Выбрать главу
Что же мне снилось вчера? То ли жизнь, то ли смерть моя. Длинноволосая юная женщина на песчаном дне ручья спящая, несомненно, живая, в небеленом холщовом платье. Я человек недобрый, тем более на заре, не люблю самопальной фантастики в духе пре — рафаэлитов, мистики не терплю, и ночами «чего еще вам?»
повторяю нечистым духам, «оставьте мне, — говорю, — сны хотя бы». К медно-серому азиатскому ноябрю я добрел, наконец, в городок приземистый и сиротский, где запивает лепешку нищий выцветшим молоком. Словно гранат на ветке, лакомый мир, к которому ты влеком только любовью, как улыбнулся бы бедный Бродский, отводя опустевший взгляд к перекрытому до весны перевалу. Обидней всего, что — ничьей вины или злого умысла. Кофейник шумит на плитке. Шелести под водой, трава, те же самые у тебя права и слова, что у молчаливого большинства, те же самые невесомые, невидимые пожитки.
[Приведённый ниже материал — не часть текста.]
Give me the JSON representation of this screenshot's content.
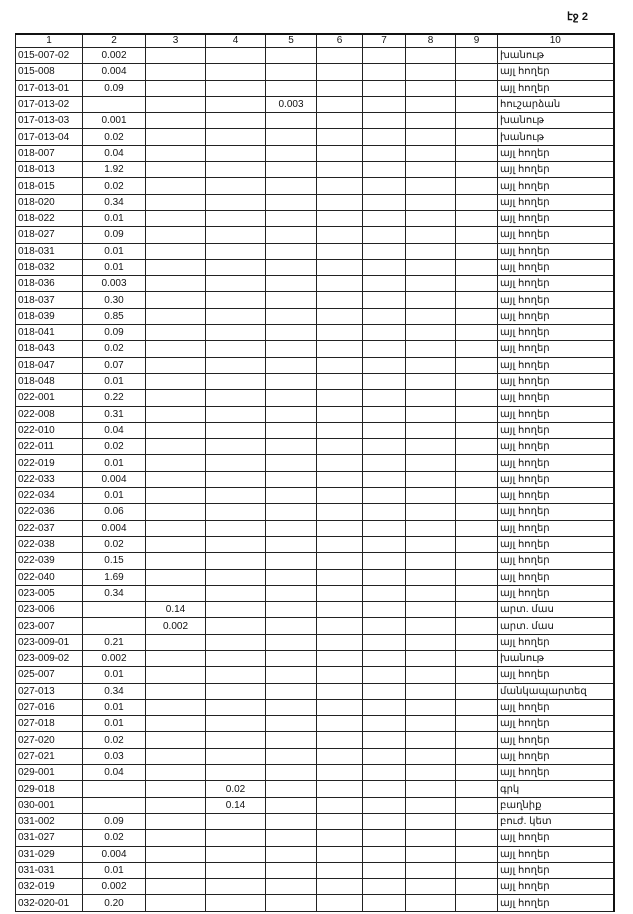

*** …не скажу, сколько талой воды утекло с тех пор, киселя, и крови, и меда, и молока. Закрываю глаза — а по речке плывет топор, уж не тот ли самый, что снился Ивану К.? Уж не тот ли, что из петли Родиона Р. взмыл в высокий космос в краю родном, чей восход среди скрежетавших небесных сфер изучал ночами каторжник-астроном?
Нет, по долгой орбите вокруг земли все в чешуйках кремния, в гамма-лучах, в огне аммиачном, ладные корабли закружили гордо, на радость моей стране.
Не роняй слезы, если злато ржавеет, есть добрый пуд листового железа и чугуна. «Кто на свете главный? Челюсть? А может, честь? Ни на что не годна эта челядь, убога и голодна»,
сокрушается у костра молодой пророк, собираясь почтительно возвращать билет. Я его любил, дурака, я и сам продрог от безлюдной злости, которой названья нет, а и есть — что толку. Пусть звери — овчарка, барс, агнец, волк, — за твоей спиной, простуженный человек, знай глядят в огонь, где Творец, просияв, умолк. И несется в ночь перегруженный наш ковчег.
*** В замочной скважине: колеблющийся свет, блаженный муж терзает хлебный мякиш, и пахнет смертью, горькой и целебной.
Случайный сорванец глядит и, напрягая слух, пытается понять обрывки разговора между тринадцатью бродягами. Они
взволнованны, как будто ждут чего-то неведомого. И, сказать по чести, немного смысла в их речах несвязных.
«Что скажешь нам, Фома?» «Учитель, что есть страх? Ужель всех поразит секирой роковою?» «Нет, вера и ответ есть дерево и прах,
Олива, облако, медведица, секвойя». «Ты снова притчами?» Спиной к огню сидят ученики, не улыбаясь. «Если
б ты твердо обещал, что, кровь твою вкусив, вслед за тобой мы тоже бы воскресли…» «Я обещал» Встает другой, кряхтя,
и чашу жалкую вздымает. Млечный сияет путь. Соскучившись, уйдет дитя от кипарисовых дверей, от жизни вечной.
Пopa — его заждались мать с отцом. Сад Гефсиманский пуст. Руины храма. Столько лет впереди. Совеем не страшно
глядеть в полуразрушенное небо. Собака лает. И бренчат доспехи полночных стражников, как медные монеты
в кармане нищего. Как в старые меха не влить вина игристого, как воду мечом не разрубить, так близится к концу
время упорное — кипя, меняя облик тленный — уже во всем подобнее терновому венцу на голове дряхлеющей вселенной.
*** В чистом поле торчу, как перст, не могу упасть я, хоть давно поражен на корню нехорошей вестью. На исходе смелости и злосчастья зимний ветер пахнет сырою шерстью, да листвой горелой. Беспрекословный подступает вечер. Казалось бы, лавром, миртом наслаждайся. Но даже фиал любовный, с чем его ни мешай, отдает муравьиным спиртом.
Не сердись на меня, всесильная Афродита, умный плачет, а глупый — шарик из хлеба лепит. Разорившемуся, увы, не дают кредита, а влюбленный лепет, нахмурившись, пишут в дебет. Помечтать — был бы я, например, Гораций, вот гулял бы в тоге с пурпурной оторочкой! Был один поэт — как напьется, так сразу драться и скандалить, и хвастаться свежей строчкой.